[Angelo Peretti]
Il Domaine du Perron è una piccola realtà che fa vino nel Bugey. Adesso non tiriamocela troppo dicendo: "Ah, sì, il Bugey", ché non credo siano proprio tanti tanti quelli che conoscono 'sto territorio e i suoi vini, e anch'io credo sia la terza o quarta volta che bevo un vino del Bugey. Siamo in Francia. Per capirci, in tutto l'appellation, che mi pare sia nata solo nel 2009, fa 570 ettari, per una produzione totale di 26.500 ettolitri (i dati li leggo sulla guida Hachette) e quindi 3 milioni e mezzo di bottiglie potenziali, che non è pochissimo, ma non è neanche un'enormità. Il dipartimento è quello dell'Ain, che una volta apparteneva alla Savoia, se non sbaglio, e le vigne stanno sulle pendici più basse dei monti del Jura.
Detto questo, sì, son qui a parlare d'un rosso del Bugey che mi ha parecchio colpito. Un pinot noir di quelli che si definiscono "naturali". L'azienda, piccina picciò, è il Domaine du Perron, e sul sito internet si autopresenta così (la traduzione mi pare superflua): Le Domaine du Perron est un petit vignoble situé dans le Bugey (France), produisant des vins "naturels".
Il vino si chiama Les Etapes, annata 2010. Viene fatto in millecinquecento bottiglie e non è a denominazione di origine: è un generico "vin de France". Ma è davvero buono. A me lo consigliò una ristoratrice di Bourg-en-Bresse e lo comprai da lei (e mangiai anche un ottimo galletto di Bresse).
Allora. La degustazione incomincia con un rito che personalmente trovo sempre un po' fastidioso: togliere la ceralacca, che nel caso della mia bottiglia copre il tappo in abbondanza, davvero in abbondanza.
Poi verso il vino, e resto un po' basito: amaranto chiaro, ma torbidissimo. Mi permettete di dire che il vino mi è sembrato fangoso? Mica un bel biglietto da visita.

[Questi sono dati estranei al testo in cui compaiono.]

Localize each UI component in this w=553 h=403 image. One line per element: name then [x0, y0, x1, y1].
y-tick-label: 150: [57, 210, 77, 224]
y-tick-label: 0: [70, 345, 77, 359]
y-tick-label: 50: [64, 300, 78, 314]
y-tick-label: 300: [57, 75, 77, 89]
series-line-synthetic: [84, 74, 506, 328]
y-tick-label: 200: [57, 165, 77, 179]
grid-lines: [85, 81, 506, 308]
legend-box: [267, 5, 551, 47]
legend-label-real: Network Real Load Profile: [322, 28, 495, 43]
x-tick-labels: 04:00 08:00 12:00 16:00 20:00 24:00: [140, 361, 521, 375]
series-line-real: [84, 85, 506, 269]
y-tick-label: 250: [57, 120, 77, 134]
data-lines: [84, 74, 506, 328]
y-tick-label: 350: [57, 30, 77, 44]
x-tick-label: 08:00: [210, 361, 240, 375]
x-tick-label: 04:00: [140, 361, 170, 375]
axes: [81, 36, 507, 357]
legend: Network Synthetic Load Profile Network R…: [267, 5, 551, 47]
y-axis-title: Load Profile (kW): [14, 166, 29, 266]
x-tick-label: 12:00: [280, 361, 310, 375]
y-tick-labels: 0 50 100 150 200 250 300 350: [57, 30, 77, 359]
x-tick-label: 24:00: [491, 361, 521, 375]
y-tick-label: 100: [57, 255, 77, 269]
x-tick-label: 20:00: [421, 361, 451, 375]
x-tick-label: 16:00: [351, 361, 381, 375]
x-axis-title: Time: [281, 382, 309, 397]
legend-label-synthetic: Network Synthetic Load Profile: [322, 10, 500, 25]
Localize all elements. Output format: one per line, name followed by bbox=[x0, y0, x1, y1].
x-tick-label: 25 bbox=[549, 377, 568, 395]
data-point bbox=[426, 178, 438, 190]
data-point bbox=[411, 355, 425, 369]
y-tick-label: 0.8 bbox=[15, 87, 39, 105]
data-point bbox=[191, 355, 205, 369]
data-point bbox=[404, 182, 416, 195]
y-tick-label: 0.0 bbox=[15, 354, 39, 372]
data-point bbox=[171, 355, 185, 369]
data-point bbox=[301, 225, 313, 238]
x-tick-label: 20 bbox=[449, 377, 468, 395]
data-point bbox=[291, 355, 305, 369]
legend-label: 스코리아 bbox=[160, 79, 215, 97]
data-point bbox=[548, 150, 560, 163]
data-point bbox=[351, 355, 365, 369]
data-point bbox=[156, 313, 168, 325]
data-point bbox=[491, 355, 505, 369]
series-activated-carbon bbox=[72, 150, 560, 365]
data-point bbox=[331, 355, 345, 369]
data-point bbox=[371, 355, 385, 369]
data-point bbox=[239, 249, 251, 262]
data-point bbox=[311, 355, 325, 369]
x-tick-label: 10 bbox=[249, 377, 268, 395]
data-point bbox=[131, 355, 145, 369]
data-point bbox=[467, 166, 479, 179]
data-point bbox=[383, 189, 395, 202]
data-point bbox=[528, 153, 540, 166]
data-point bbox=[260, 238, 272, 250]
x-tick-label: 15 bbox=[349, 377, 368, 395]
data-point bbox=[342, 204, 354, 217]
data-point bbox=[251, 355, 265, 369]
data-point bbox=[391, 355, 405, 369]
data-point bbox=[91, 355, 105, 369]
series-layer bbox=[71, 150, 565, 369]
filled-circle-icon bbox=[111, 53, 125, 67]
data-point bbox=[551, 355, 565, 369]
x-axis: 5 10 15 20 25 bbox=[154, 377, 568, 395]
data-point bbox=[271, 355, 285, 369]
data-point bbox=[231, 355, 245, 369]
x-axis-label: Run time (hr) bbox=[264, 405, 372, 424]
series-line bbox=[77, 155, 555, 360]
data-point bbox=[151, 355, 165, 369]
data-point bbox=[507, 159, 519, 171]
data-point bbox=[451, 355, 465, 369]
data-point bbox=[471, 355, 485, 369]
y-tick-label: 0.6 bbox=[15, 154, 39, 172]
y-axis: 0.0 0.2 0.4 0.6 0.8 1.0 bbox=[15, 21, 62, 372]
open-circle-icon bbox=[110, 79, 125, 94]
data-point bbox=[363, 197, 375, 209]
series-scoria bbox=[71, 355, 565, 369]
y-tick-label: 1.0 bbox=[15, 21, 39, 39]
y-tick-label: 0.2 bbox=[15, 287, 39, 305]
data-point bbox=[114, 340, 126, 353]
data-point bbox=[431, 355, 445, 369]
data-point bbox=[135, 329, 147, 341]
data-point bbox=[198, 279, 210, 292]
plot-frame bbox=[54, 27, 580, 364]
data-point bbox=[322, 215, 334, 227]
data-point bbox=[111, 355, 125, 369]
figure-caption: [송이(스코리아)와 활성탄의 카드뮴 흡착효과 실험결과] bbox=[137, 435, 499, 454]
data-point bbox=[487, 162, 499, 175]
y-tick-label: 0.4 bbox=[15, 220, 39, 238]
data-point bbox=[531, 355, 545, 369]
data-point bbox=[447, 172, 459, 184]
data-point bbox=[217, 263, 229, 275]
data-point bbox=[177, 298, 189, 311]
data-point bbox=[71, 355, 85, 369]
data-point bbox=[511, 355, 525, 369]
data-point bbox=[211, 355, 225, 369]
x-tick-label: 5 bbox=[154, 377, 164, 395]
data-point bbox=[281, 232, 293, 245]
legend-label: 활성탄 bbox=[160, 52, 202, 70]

Poi però ecco che porto il bicchiere al naso e - accidenti! - è un mix di fruttini che avvince d'immediato. Succo di ciliegia, di mirtillo, di melagrana, di fragola. Succo, sì, succo. Eppoi tamarindo.
La bocca è fruttata e mantiene le promesse olfattive ed è anche agrumata: arancia rossa. Insomma: una succosissima bibita, che aggiunge al frutto anche la cannella. E ci sono sapidità e freschezza e si beve che è un piacere.
A voler essere pignoli, la sensazione è che ci sia un pelo di volatile (a dire il vero, un po' più di un pelo), ma a me non dà fastidio (e sì che son rognoso) e anzi esalta i frutti.
Il giorno dopo (un po' ne avevo lasciato) emerge la mandorla e un che floreale - fiori secchi - e un po' di noce e una vena affumicata ed è ancora più buono.
Vino rusticissimo, ma a suo modo attraente. Ma non ditemi che sostengo che è buono perché ho la mania del "naturale": per me è buono quel che mi piace, e basta, a prescindere da com'è fatto il vino.
Leggo sul sito che fa una dozzina di giorni di macerazione semi-carbonica e che poi si affina per un annetto in legni borgognoni.